Referring to fig. 3, a laser signal (with an intensity of about 100GW/cm2) with a wavelength of 1064nm is emitted from an optical signal source, passes through a first wavelength selective element along the Z-axis, and is irradiated onto a sheet BBO crystal with a thickness of 0.5mm or more and less than 1mm, and after the crystal is cut, the class I phase matching is satisfied. So that its principal optical axis forms a phase matching angle thetam with the z-axis perpendicular to the crystal surface. The phase matching angle θ calculates the value of θ m according to the Sellmeier equation. The phase matching angle thetam enables laser with the wavelength of 1064nm to be converted into 532nm wavelength to be emitted through the nonlinear frequency doubling effect in the crystal, and meanwhile, because the laser cannot be converted completely at one time, part of unconverted laser is reflected by the second wavelength selection element, is converted into emergent light through the nonlinear frequency doubling effect and is reflected by the first wavelength selection element, and at the moment, the emergent light does not meet the condition of generating the nonlinear frequency doubling effect, so the emergent light is not influenced by the nonlinear optical crystal and is emitted towards the direction of the second wavelength selection element.

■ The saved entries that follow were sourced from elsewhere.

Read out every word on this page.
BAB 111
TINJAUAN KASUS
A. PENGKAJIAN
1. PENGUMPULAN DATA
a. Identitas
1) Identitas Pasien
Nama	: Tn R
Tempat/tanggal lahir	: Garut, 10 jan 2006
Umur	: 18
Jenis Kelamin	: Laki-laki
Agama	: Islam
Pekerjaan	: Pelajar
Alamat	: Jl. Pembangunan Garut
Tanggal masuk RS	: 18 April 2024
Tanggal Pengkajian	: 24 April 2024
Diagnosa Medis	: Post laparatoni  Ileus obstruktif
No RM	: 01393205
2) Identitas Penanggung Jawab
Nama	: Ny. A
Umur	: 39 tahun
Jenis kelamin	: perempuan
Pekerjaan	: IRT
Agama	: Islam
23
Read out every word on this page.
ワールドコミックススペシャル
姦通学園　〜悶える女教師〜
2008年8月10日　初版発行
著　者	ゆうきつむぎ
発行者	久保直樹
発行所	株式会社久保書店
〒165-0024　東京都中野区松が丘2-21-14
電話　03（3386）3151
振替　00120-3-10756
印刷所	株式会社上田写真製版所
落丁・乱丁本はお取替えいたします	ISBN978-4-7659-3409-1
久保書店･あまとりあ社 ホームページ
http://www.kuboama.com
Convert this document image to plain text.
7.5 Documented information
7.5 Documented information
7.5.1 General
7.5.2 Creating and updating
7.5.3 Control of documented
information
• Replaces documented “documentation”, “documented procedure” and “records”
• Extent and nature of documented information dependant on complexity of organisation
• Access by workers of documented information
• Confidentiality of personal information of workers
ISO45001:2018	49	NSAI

The BBO crystal is frequency doubled for conversion to be only one embodiment of the present invention. The structure and size of the frequency conversion element can be designed by selecting a specific nonlinear photonic crystal material and nonlinear optical effect according to the wavelength frequency conversion requirement by a person skilled in the art.

Although embodiments of the present invention have been shown and described, it will be appreciated by those skilled in the art that changes, modifications, substitutions and alterations can be made in these embodiments without departing from the principles and spirit of the invention, the scope of which is defined in the appended claims and their equivalents.